クラウド時代のイーサネットスイッチ最新動向[第2回]~次世代イーサネットの最前線を知る

クラウド/仮想化が急速に進展するなか、データセンター向けイーサネットスイッチも技術的に大きな転換期を迎えている。本連載では3回にわたり、クラウド/仮想化時代のイーサネットスイッチ最新動向について紹介していく。第2回は、ファブリック、TRILL、SPBといった次世代イーサネット技術の最新動向を解説する。

前回はクラウド/仮想化時代を迎えるなか、イーサネットがどのような課題に直面しているのかを見た。今回はこうした課題をクリアしていくために登場している最新技術を紹介していこう。

キーワードは「ファブリック」

各社の次世代イーサネットスイッチの製品サイトを見ると、「ネットワークファブリック」や「イーサネットファブリック」「データセンタファブリック」といった言葉が頻繁に登場してくる。そこで、最初に「ファブリック」についておさらいしておこう。

ファブリックは元々SANを構築するときに使うFCスイッチの接続方式の1つを表すのに使われてきた言葉で、FCスイッチ同士を相互接続することを指す。ファブリック接続は、Point-to-PointやFC-AL(Fibre Channel Arbitrated Loop)の持つ欠点を解決した接続方式だ。ファブリックならスイッチが増加しても性能が低下せず、一部の接続で障害が発生しても、他の接続に影響を及ぼさない。

そこで、ベンダ各社はイーサネットの世界にもファブリックを導入することで、第1回で解説した3つの課題を解決していこうと取り組んでいる。それが「ネットワークファブリック」「イーサネットファブリック」「データセンタファブリック」であり、アクティブリンクから構成されるスイッチネットワークを表す言葉になった。
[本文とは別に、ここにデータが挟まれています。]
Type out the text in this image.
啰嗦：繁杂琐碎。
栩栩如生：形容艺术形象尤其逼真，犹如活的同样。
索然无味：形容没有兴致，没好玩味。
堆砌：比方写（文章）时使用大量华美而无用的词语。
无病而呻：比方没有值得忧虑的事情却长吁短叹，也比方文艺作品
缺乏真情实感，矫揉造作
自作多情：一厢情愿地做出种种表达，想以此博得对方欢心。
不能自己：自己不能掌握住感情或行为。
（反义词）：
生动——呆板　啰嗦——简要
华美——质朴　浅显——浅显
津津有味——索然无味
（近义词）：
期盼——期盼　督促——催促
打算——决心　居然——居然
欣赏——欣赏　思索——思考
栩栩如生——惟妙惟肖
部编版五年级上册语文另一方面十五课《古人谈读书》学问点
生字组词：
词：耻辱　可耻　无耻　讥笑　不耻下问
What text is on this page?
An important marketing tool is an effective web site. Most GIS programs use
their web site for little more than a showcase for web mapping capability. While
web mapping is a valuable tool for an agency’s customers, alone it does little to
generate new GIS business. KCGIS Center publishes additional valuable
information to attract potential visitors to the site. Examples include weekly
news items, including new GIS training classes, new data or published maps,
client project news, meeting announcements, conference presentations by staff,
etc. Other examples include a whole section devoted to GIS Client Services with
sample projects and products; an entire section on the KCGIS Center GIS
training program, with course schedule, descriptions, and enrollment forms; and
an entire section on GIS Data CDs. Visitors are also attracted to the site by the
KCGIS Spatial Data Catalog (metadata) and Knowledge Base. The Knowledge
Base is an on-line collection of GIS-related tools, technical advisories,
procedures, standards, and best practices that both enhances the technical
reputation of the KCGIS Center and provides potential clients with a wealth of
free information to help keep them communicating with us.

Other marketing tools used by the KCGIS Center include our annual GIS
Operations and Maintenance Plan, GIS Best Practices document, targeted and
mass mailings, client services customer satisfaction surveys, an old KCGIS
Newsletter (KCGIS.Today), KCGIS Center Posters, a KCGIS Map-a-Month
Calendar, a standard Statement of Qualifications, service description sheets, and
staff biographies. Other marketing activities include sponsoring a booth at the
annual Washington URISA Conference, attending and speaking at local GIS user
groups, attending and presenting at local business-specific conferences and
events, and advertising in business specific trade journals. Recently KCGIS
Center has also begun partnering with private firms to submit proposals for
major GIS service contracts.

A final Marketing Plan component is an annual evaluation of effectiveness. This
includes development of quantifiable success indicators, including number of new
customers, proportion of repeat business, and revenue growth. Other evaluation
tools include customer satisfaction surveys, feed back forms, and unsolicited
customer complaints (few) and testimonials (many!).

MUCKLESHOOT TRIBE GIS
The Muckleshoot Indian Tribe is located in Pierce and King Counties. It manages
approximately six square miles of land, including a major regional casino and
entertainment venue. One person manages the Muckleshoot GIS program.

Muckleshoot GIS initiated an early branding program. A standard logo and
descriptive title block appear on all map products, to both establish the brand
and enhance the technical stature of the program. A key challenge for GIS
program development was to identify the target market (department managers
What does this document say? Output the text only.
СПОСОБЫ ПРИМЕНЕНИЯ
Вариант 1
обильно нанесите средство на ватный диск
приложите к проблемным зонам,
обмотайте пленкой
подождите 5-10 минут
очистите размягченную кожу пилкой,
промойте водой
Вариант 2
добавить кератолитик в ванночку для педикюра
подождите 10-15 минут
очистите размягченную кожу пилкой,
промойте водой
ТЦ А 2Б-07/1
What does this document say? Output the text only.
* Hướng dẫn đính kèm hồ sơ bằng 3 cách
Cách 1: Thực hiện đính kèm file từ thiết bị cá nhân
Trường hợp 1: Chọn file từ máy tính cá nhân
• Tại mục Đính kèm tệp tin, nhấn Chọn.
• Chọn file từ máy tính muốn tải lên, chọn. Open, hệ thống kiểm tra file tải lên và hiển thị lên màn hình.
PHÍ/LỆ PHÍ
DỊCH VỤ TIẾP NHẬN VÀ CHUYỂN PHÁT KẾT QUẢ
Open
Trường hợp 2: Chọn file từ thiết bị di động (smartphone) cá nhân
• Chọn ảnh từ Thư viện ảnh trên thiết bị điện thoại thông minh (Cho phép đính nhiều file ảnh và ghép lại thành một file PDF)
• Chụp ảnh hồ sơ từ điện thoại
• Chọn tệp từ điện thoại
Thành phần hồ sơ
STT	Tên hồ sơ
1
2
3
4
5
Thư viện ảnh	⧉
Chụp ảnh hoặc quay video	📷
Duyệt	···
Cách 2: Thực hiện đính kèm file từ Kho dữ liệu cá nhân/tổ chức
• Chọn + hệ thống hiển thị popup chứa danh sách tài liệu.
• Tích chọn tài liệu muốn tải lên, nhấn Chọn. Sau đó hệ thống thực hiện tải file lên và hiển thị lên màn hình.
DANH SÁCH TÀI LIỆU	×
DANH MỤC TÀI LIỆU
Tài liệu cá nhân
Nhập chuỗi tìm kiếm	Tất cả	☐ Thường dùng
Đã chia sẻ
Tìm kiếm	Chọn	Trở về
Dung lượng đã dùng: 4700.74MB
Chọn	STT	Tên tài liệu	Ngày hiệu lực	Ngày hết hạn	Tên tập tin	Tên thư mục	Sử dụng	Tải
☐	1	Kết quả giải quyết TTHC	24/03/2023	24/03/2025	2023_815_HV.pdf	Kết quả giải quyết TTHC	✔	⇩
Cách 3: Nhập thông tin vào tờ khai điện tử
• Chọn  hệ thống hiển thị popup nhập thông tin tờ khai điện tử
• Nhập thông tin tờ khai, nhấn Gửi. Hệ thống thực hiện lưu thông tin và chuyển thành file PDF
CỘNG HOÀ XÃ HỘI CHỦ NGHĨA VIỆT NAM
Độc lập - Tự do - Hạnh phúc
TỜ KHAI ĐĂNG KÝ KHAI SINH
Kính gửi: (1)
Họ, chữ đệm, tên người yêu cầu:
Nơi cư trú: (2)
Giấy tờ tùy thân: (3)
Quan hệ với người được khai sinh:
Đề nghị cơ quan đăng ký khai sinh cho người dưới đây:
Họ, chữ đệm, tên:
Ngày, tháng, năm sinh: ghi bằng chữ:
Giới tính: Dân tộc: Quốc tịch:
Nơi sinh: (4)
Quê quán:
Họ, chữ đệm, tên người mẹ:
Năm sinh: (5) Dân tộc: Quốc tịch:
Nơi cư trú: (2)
ちなみにファブリックを直訳すると「布地」「織物」となる。布地は縦糸と横糸から構成されているが、スイッチを相互接続したときのケーブル配線の様子がこれに似ていることから、ネットワークの世界でも使われるようになった。例えば、布地の一部の糸が切れても布地全体がほどけてしまうことがないのと同じように、ファブリックも1つの経路が切れてもネットワーク全体が影響を受けることはない。

■ファブリックで「ツリー」から「フラット」へ移行

データセンタのスイッチネットワークを従来のツリートポロジからファブリックに移行すれば、ネットワークは3階層から2階層、そして最終的には1階層のフラットな形態にシフトすることができる。その結果、トラフィックが通過しなければならないスイッチ数が少なくなり、遅延やパケットロスの発生を抑えることができる。また、ファブリックは単一デバイスとして管理およびプロビジョニングできるので、データセンタネットワークの運用面での複雑化を回避でき、スイッチ設定に関する一般的エラーの発生を抑えることにも役立つ。